Rapporteure pour la commission des affaires sociales de l’Assemblée nationale du rapport d’évaluation du service public de l’emploi en France, la députée Monique Iborra (PS) a présenté hier à Toulouse ses propositions pour améliorer le fonctionnement de Pôle Emploi et des acteurs de l’emploi. Le diagnostic de la députée de la 6e circonscription de Haute-Garonne a été remis au ministère de l’Emploi et au Premier ministre.

Trop d’organismes. Entre les agences de Pôle Emploi, les missions locales, les maisons de l’emploi et les écoles régionales de la deuxième chance, 62 000 organismes accompagnent les demandeurs d’emploi en France. «Chacun travaille de son côté ce qui aboutit à un retour différé à l’emploi», déplore Monique Iborra, qui préconise que les conseils régionaux soient désormais «les chefs de file de l’insertion professionnelle, de l’apprentissage, de l’orientation et de la formation».

Pôle Emploi : un «mammouth» à dégraisser. La fusion des anciennes ANPE et Assedics a rendu le fonctionnement des services extrêmement compliqué. «L’un s’occupait de l’accompagnement des demandeurs, l’autre des indemnisations. Or ce n’est pas le même métier. Aujourd’hui, un demandeur d’emploi qui vient de s’inscrire doit attendre entre huit et quinze jours avant de connaître le montant de son indemnisation. La centralisation reste importante au niveau national ce qui alourdit les procédures. Ainsi, le premier entretien pour une personne qui vient de s’inscrire au chômage n’a lieu que quatre mois après la première déclaration ; il faut être plus rapide !»

Pas assez efficace. Lors de leur enquête, les auteurs du rapport parlementaire ont visité cinq régions, ont observé des entretiens de Pôle Emploi et «se sont mis à la place du demandeur d’emploi». Leurs conclusions sont accablantes : «Lors d’un entretien avec un conseiller qui doit durer 50 minutes, les trois quarts du temps sont consacrés à remplir des dossiers. Une simplification s’impose». Par ailleurs, et c’est le plus inquiétant, Pôle Emploi ne récolte que 16 % des offres d’emploi. «Les entreprises estiment que les lourdeurs administratives ne répondent pas à leur demande. Nous préconisons que des équipes spécialisées aillent démarcher les entreprises et que soit établi un portail général de l’ensemble des offres d’emploi» affirme Monique Iborra.

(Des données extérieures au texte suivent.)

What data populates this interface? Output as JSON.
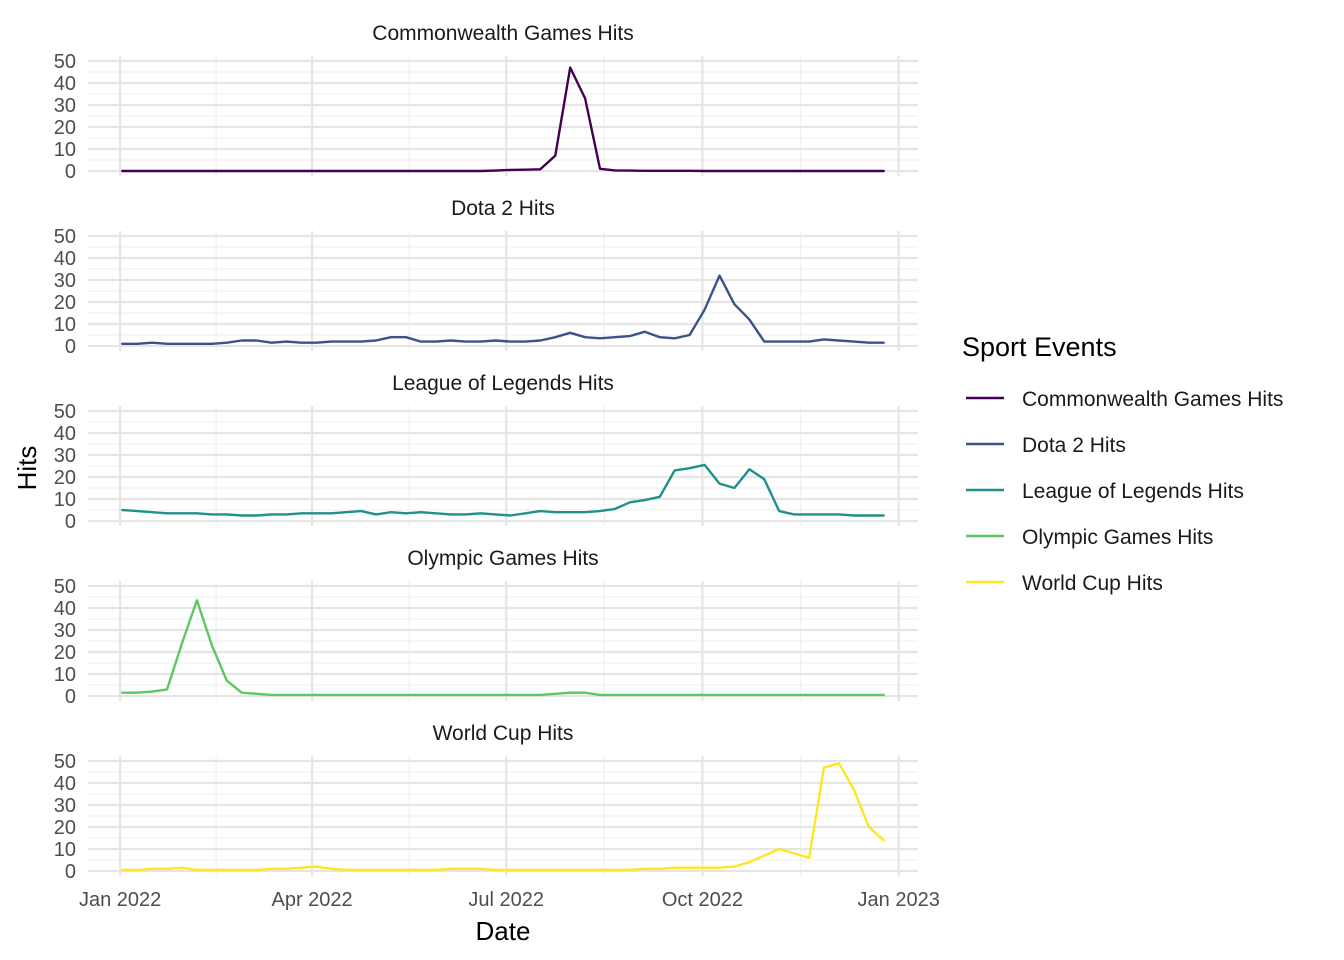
{
  "chart_data": {
    "type": "line",
    "facet": "rows",
    "xlabel": "Date",
    "ylabel": "Hits",
    "xlim": [
      "2022-01-02",
      "2022-12-25"
    ],
    "ylim": [
      0,
      50
    ],
    "x_ticks": [
      {
        "date": "2022-01-01",
        "label": "Jan 2022"
      },
      {
        "date": "2022-04-01",
        "label": "Apr 2022"
      },
      {
        "date": "2022-07-01",
        "label": "Jul 2022"
      },
      {
        "date": "2022-10-01",
        "label": "Oct 2022"
      },
      {
        "date": "2023-01-01",
        "label": "Jan 2023"
      }
    ],
    "y_ticks": [
      0,
      10,
      20,
      30,
      40,
      50
    ],
    "grid": true,
    "legend": {
      "title": "Sport Events",
      "position": "right"
    },
    "x": [
      "2022-01-02",
      "2022-01-09",
      "2022-01-16",
      "2022-01-23",
      "2022-01-30",
      "2022-02-06",
      "2022-02-13",
      "2022-02-20",
      "2022-02-27",
      "2022-03-06",
      "2022-03-13",
      "2022-03-20",
      "2022-03-27",
      "2022-04-03",
      "2022-04-10",
      "2022-04-17",
      "2022-04-24",
      "2022-05-01",
      "2022-05-08",
      "2022-05-15",
      "2022-05-22",
      "2022-05-29",
      "2022-06-05",
      "2022-06-12",
      "2022-06-19",
      "2022-06-26",
      "2022-07-03",
      "2022-07-10",
      "2022-07-17",
      "2022-07-24",
      "2022-07-31",
      "2022-08-07",
      "2022-08-14",
      "2022-08-21",
      "2022-08-28",
      "2022-09-04",
      "2022-09-11",
      "2022-09-18",
      "2022-09-25",
      "2022-10-02",
      "2022-10-09",
      "2022-10-16",
      "2022-10-23",
      "2022-10-30",
      "2022-11-06",
      "2022-11-13",
      "2022-11-20",
      "2022-11-27",
      "2022-12-04",
      "2022-12-11",
      "2022-12-18",
      "2022-12-25"
    ],
    "series": [
      {
        "name": "Commonwealth Games Hits",
        "color": "#440154",
        "values": [
          0,
          0,
          0,
          0,
          0,
          0,
          0,
          0,
          0,
          0,
          0,
          0,
          0,
          0,
          0,
          0,
          0,
          0,
          0,
          0,
          0,
          0,
          0,
          0,
          0,
          0.2,
          0.5,
          0.6,
          0.8,
          7,
          47,
          33,
          1,
          0.3,
          0.2,
          0.1,
          0.1,
          0.1,
          0.1,
          0,
          0,
          0,
          0,
          0,
          0,
          0,
          0,
          0,
          0,
          0,
          0,
          0
        ]
      },
      {
        "name": "Dota 2 Hits",
        "color": "#3B528B",
        "values": [
          1,
          1,
          1.5,
          1,
          1,
          1,
          1,
          1.5,
          2.5,
          2.5,
          1.5,
          2,
          1.5,
          1.5,
          2,
          2,
          2,
          2.5,
          4,
          4,
          2,
          2,
          2.5,
          2,
          2,
          2.5,
          2,
          2,
          2.5,
          4,
          6,
          4,
          3.5,
          4,
          4.5,
          6.5,
          4,
          3.5,
          5,
          16.5,
          32,
          19,
          12,
          2,
          2,
          2,
          2,
          3,
          2.5,
          2,
          1.5,
          1.5
        ]
      },
      {
        "name": "League of Legends Hits",
        "color": "#21908C",
        "values": [
          5,
          4.5,
          4,
          3.5,
          3.5,
          3.5,
          3,
          3,
          2.5,
          2.5,
          3,
          3,
          3.5,
          3.5,
          3.5,
          4,
          4.5,
          3,
          4,
          3.5,
          4,
          3.5,
          3,
          3,
          3.5,
          3,
          2.5,
          3.5,
          4.5,
          4,
          4,
          4,
          4.5,
          5.5,
          8.5,
          9.5,
          11,
          23,
          24,
          25.5,
          17,
          15,
          23.5,
          19,
          4.5,
          3,
          3,
          3,
          3,
          2.5,
          2.5,
          2.5
        ]
      },
      {
        "name": "Olympic Games Hits",
        "color": "#5DC863",
        "values": [
          1.5,
          1.5,
          2,
          3,
          24,
          43.5,
          23,
          7,
          1.5,
          1,
          0.5,
          0.5,
          0.5,
          0.5,
          0.5,
          0.5,
          0.5,
          0.5,
          0.5,
          0.5,
          0.5,
          0.5,
          0.5,
          0.5,
          0.5,
          0.5,
          0.5,
          0.5,
          0.5,
          1,
          1.5,
          1.5,
          0.5,
          0.5,
          0.5,
          0.5,
          0.5,
          0.5,
          0.5,
          0.5,
          0.5,
          0.5,
          0.5,
          0.5,
          0.5,
          0.5,
          0.5,
          0.5,
          0.5,
          0.5,
          0.5,
          0.5
        ]
      },
      {
        "name": "World Cup Hits",
        "color": "#FDE725",
        "values": [
          0.5,
          0.5,
          1,
          1,
          1.5,
          0.5,
          0.5,
          0.5,
          0.5,
          0.5,
          1,
          1,
          1.5,
          2,
          1,
          0.5,
          0.5,
          0.5,
          0.5,
          0.5,
          0.5,
          0.5,
          1,
          1,
          1,
          0.5,
          0.5,
          0.5,
          0.5,
          0.5,
          0.5,
          0.5,
          0.5,
          0.5,
          0.5,
          1,
          1,
          1.5,
          1.5,
          1.5,
          1.5,
          2,
          4,
          7,
          10,
          8,
          6,
          47,
          49,
          37,
          20,
          14
        ]
      }
    ]
  }
}
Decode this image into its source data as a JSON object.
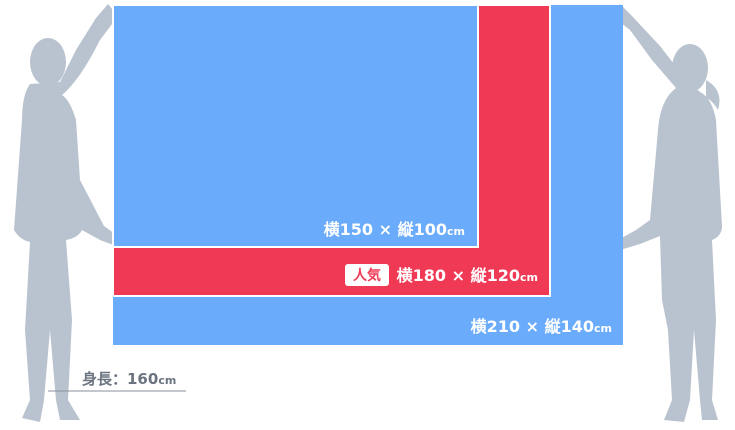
{
  "sizes": [
    {
      "text": "横150 × 縦100",
      "unit": "cm"
    },
    {
      "badge": "人気",
      "text": "横180 × 縦120",
      "unit": "cm"
    },
    {
      "text": "横210 × 縦140",
      "unit": "cm"
    }
  ],
  "person": {
    "label": "身長：160",
    "unit": "cm"
  }
}
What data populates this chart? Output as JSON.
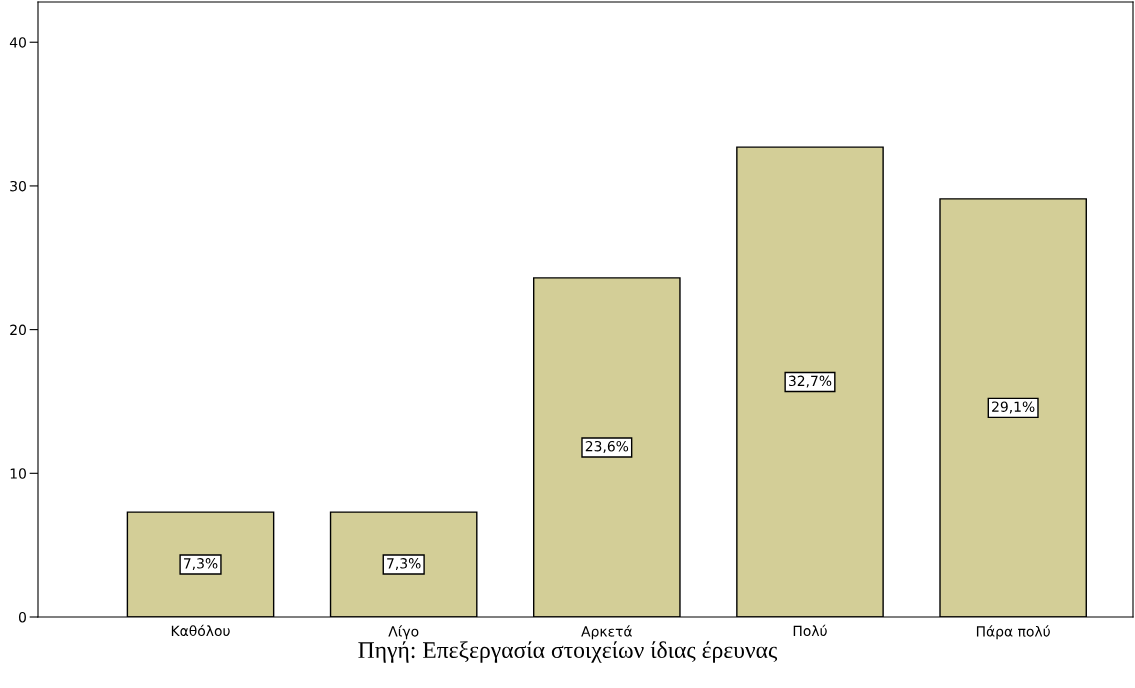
{
  "chart_data": {
    "type": "bar",
    "categories": [
      "Καθόλου",
      "Λίγο",
      "Αρκετά",
      "Πολύ",
      "Πάρα πολύ"
    ],
    "values": [
      7.3,
      7.3,
      23.6,
      32.7,
      29.1
    ],
    "value_labels": [
      "7,3%",
      "7,3%",
      "23,6%",
      "32,7%",
      "29,1%"
    ],
    "color": "#d3ce97",
    "ylim": [
      0,
      42.8
    ],
    "yticks": [
      0,
      10,
      20,
      30,
      40
    ],
    "grid": false,
    "annotations": [
      "Πηγή: Επεξεργασία στοιχείων ίδιας έρευνας"
    ]
  }
}
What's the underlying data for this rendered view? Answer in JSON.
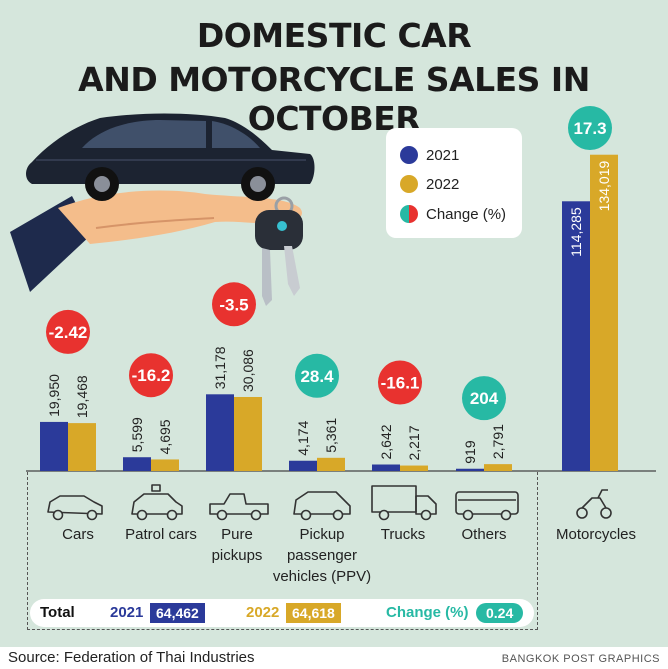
{
  "title_line1": "DOMESTIC CAR",
  "title_line2": "AND MOTORCYCLE SALES IN OCTOBER",
  "legend": {
    "y2021": "2021",
    "y2022": "2022",
    "change": "Change (%)"
  },
  "category_labels": {
    "cars": "Cars",
    "patrol": "Patrol cars",
    "pickups": "Pure pickups",
    "ppv": "Pickup passenger vehicles (PPV)",
    "trucks": "Trucks",
    "others": "Others",
    "motorcycles": "Motorcycles"
  },
  "totals": {
    "label": "Total",
    "y2021_label": "2021",
    "y2021_value": "64,462",
    "y2022_label": "2022",
    "y2022_value": "64,618",
    "change_label": "Change (%)",
    "change_value": "0.24"
  },
  "source": "Source: Federation of Thai Industries",
  "credit": "BANGKOK POST GRAPHICS",
  "colors": {
    "y2021": "#2b3a9a",
    "y2022": "#d8a828",
    "increase": "#27b9a4",
    "decrease": "#e8322f",
    "background": "#d5e6dc"
  },
  "chart_data": {
    "type": "bar",
    "title": "DOMESTIC CAR AND MOTORCYCLE SALES IN OCTOBER",
    "categories": [
      "Cars",
      "Patrol cars",
      "Pure pickups",
      "Pickup passenger vehicles (PPV)",
      "Trucks",
      "Others",
      "Motorcycles"
    ],
    "series": [
      {
        "name": "2021",
        "values": [
          19950,
          5599,
          31178,
          4174,
          2642,
          919,
          114285
        ],
        "labels": [
          "19,950",
          "5,599",
          "31,178",
          "4,174",
          "2,642",
          "919",
          "114,285"
        ]
      },
      {
        "name": "2022",
        "values": [
          19468,
          4695,
          30086,
          5361,
          2217,
          2791,
          134019
        ],
        "labels": [
          "19,468",
          "4,695",
          "30,086",
          "5,361",
          "2,217",
          "2,791",
          "134,019"
        ]
      }
    ],
    "change_percent": [
      -2.42,
      -16.2,
      -3.5,
      28.4,
      -16.1,
      204,
      17.3
    ],
    "change_labels": [
      "-2.42",
      "-16.2",
      "-3.5",
      "28.4",
      "-16.1",
      "204",
      "17.3"
    ],
    "change_label": "Change (%)",
    "xlabel": "",
    "ylabel": "",
    "legend": "top-right",
    "grid": false
  }
}
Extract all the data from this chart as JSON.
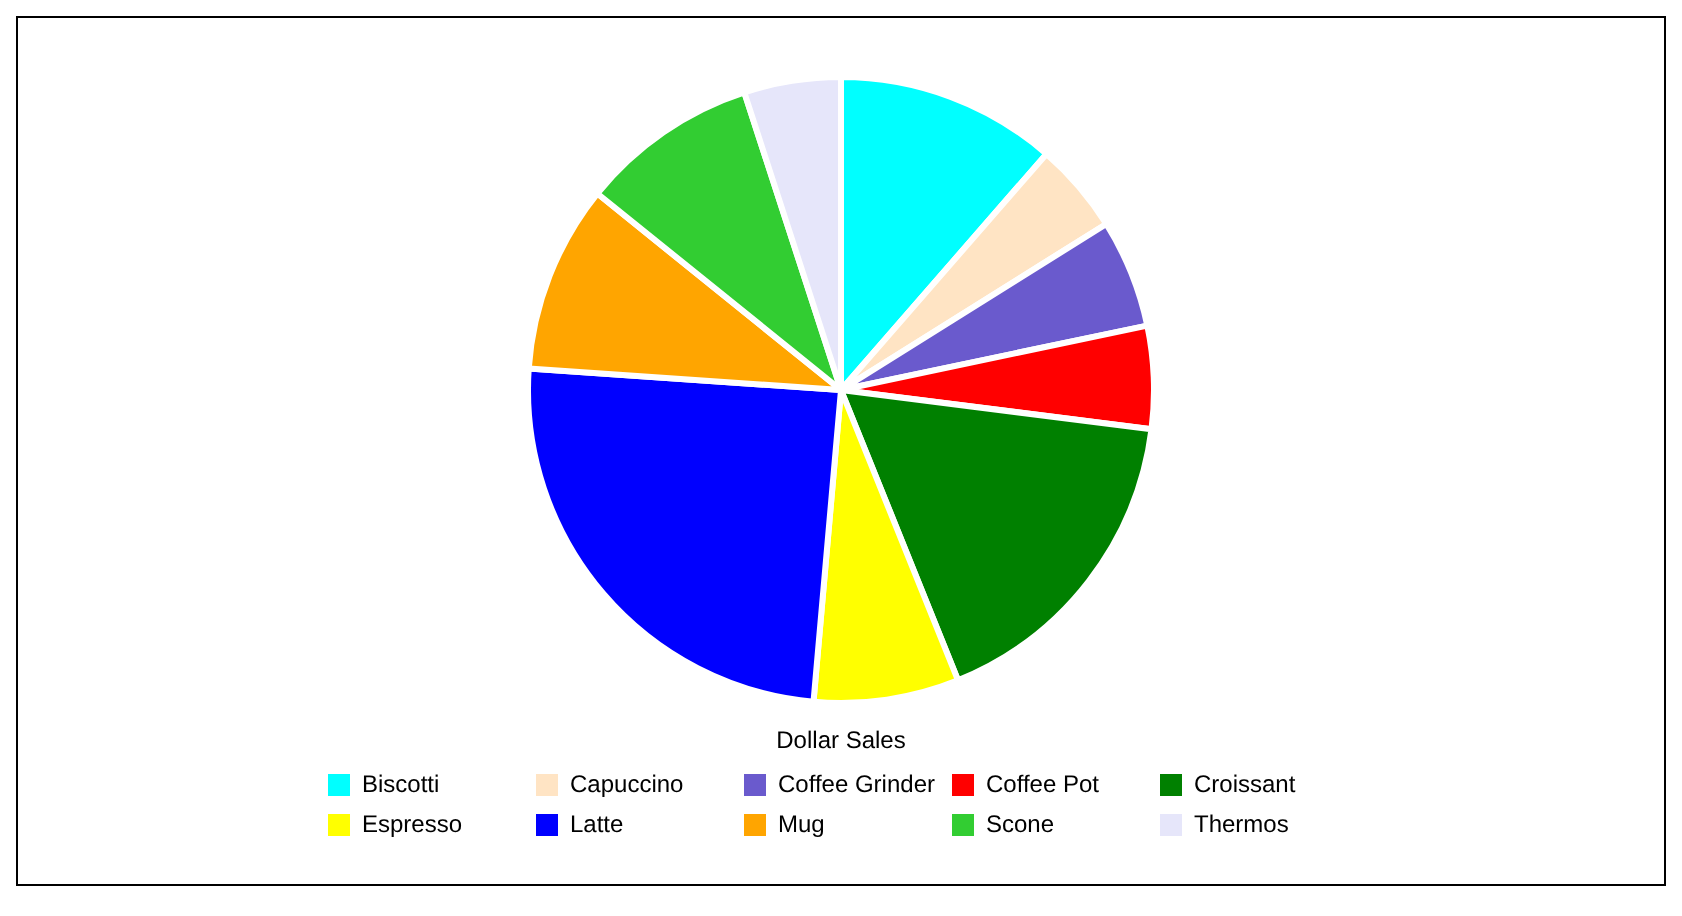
{
  "chart_data": {
    "type": "pie",
    "title": "Dollar Sales",
    "legend": "bottom",
    "categories": [
      "Biscotti",
      "Capuccino",
      "Coffee Grinder",
      "Coffee Pot",
      "Croissant",
      "Espresso",
      "Latte",
      "Mug",
      "Scone",
      "Thermos"
    ],
    "values": [
      11.4,
      4.7,
      5.6,
      5.3,
      16.9,
      7.5,
      24.7,
      9.7,
      9.2,
      5.0
    ],
    "colors": [
      "#00ffff",
      "#ffe4c4",
      "#6a5acd",
      "#ff0000",
      "#008000",
      "#ffff00",
      "#0000ff",
      "#ffa500",
      "#32cd32",
      "#e6e6fa"
    ]
  }
}
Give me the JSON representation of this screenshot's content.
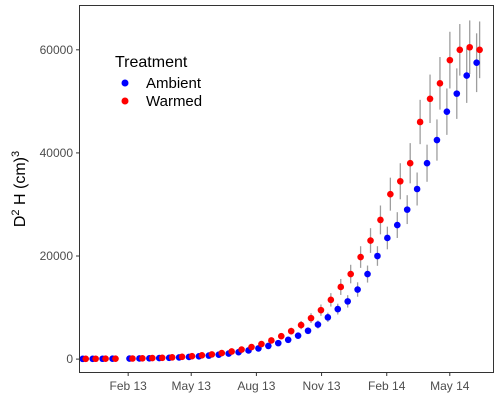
{
  "chart_data": {
    "type": "scatter",
    "title": "",
    "xlabel": "",
    "ylabel": "D² H (cm)³",
    "ylabel_parts": {
      "d": "D",
      "sup2": "2",
      "h": " H (cm)",
      "sup3": "3"
    },
    "x_ticks": [
      "Feb 13",
      "May 13",
      "Aug 13",
      "Nov 13",
      "Feb 14",
      "May 14"
    ],
    "y_ticks": [
      "0",
      "20000",
      "40000",
      "60000"
    ],
    "xlim": [
      "2012-11-25",
      "2014-07-01"
    ],
    "ylim": [
      -2500,
      68500
    ],
    "grid": false,
    "error_bars": true,
    "legend": {
      "title": "Treatment",
      "placement": "top-left"
    },
    "x": [
      "2012-12-01",
      "2012-12-15",
      "2012-12-29",
      "2013-01-12",
      "2013-02-05",
      "2013-02-19",
      "2013-03-05",
      "2013-03-19",
      "2013-04-02",
      "2013-04-16",
      "2013-04-30",
      "2013-05-14",
      "2013-05-28",
      "2013-06-11",
      "2013-06-25",
      "2013-07-09",
      "2013-07-23",
      "2013-08-06",
      "2013-08-20",
      "2013-09-03",
      "2013-09-17",
      "2013-10-01",
      "2013-10-15",
      "2013-10-29",
      "2013-11-12",
      "2013-11-26",
      "2013-12-10",
      "2013-12-24",
      "2014-01-07",
      "2014-01-21",
      "2014-02-04",
      "2014-02-18",
      "2014-03-04",
      "2014-03-18",
      "2014-04-01",
      "2014-04-15",
      "2014-04-29",
      "2014-05-13",
      "2014-05-27",
      "2014-06-10"
    ],
    "series": [
      {
        "name": "Ambient",
        "color": "#0000ff",
        "values": [
          50,
          60,
          70,
          80,
          100,
          130,
          160,
          200,
          260,
          330,
          420,
          540,
          680,
          860,
          1080,
          1350,
          1680,
          2080,
          2560,
          3100,
          3750,
          4550,
          5500,
          6700,
          8100,
          9700,
          11200,
          13500,
          16500,
          20000,
          23500,
          26000,
          29000,
          33000,
          38000,
          42500,
          48000,
          51500,
          55000,
          57500
        ],
        "errors": [
          10,
          10,
          10,
          10,
          15,
          20,
          25,
          30,
          40,
          50,
          60,
          80,
          100,
          120,
          150,
          180,
          220,
          270,
          330,
          400,
          470,
          560,
          660,
          780,
          900,
          1050,
          1200,
          1400,
          1650,
          1900,
          2200,
          2500,
          2800,
          3200,
          3600,
          4000,
          4500,
          4900,
          5300,
          5700
        ]
      },
      {
        "name": "Warmed",
        "color": "#ff0000",
        "values": [
          60,
          70,
          80,
          90,
          120,
          160,
          200,
          260,
          340,
          440,
          570,
          730,
          920,
          1170,
          1480,
          1860,
          2340,
          2920,
          3620,
          4450,
          5430,
          6600,
          7950,
          9500,
          11500,
          14000,
          16500,
          19800,
          23000,
          27000,
          32000,
          34500,
          38000,
          46000,
          50500,
          53500,
          58000,
          60000,
          60500,
          60000
        ],
        "errors": [
          10,
          10,
          10,
          12,
          18,
          25,
          30,
          40,
          50,
          65,
          80,
          100,
          125,
          160,
          200,
          250,
          300,
          380,
          460,
          560,
          680,
          800,
          950,
          1100,
          1300,
          1550,
          1800,
          2100,
          2400,
          2800,
          3200,
          3500,
          3900,
          4300,
          4700,
          5100,
          5500,
          5000,
          5200,
          5500
        ]
      }
    ]
  }
}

Manque de clarté. Selon le rapport, «les conseillers n’ont aucun moyen de savoir si les demandeurs qu’ils ont accompagnés ont pu retrouver un emploi». Quant aux bénéficiaires du RSA, ils sont baladés entre Pôle Emploi et le conseil général. «Nous suggérons qu’une assistante sociale du conseil général soit détachée dans chaque agence de Pôle Emploi» ajoute Monique Iborra.

Trop d’exclus. La députée propose enfin que les radiations «soient graduées» et que les demandeurs d’emploi les plus en difficulté, découragés par la barrière d’internet, «soient reçus physiquement». «Sinon c’est l’exclusion numérique» considère Monique Iborra.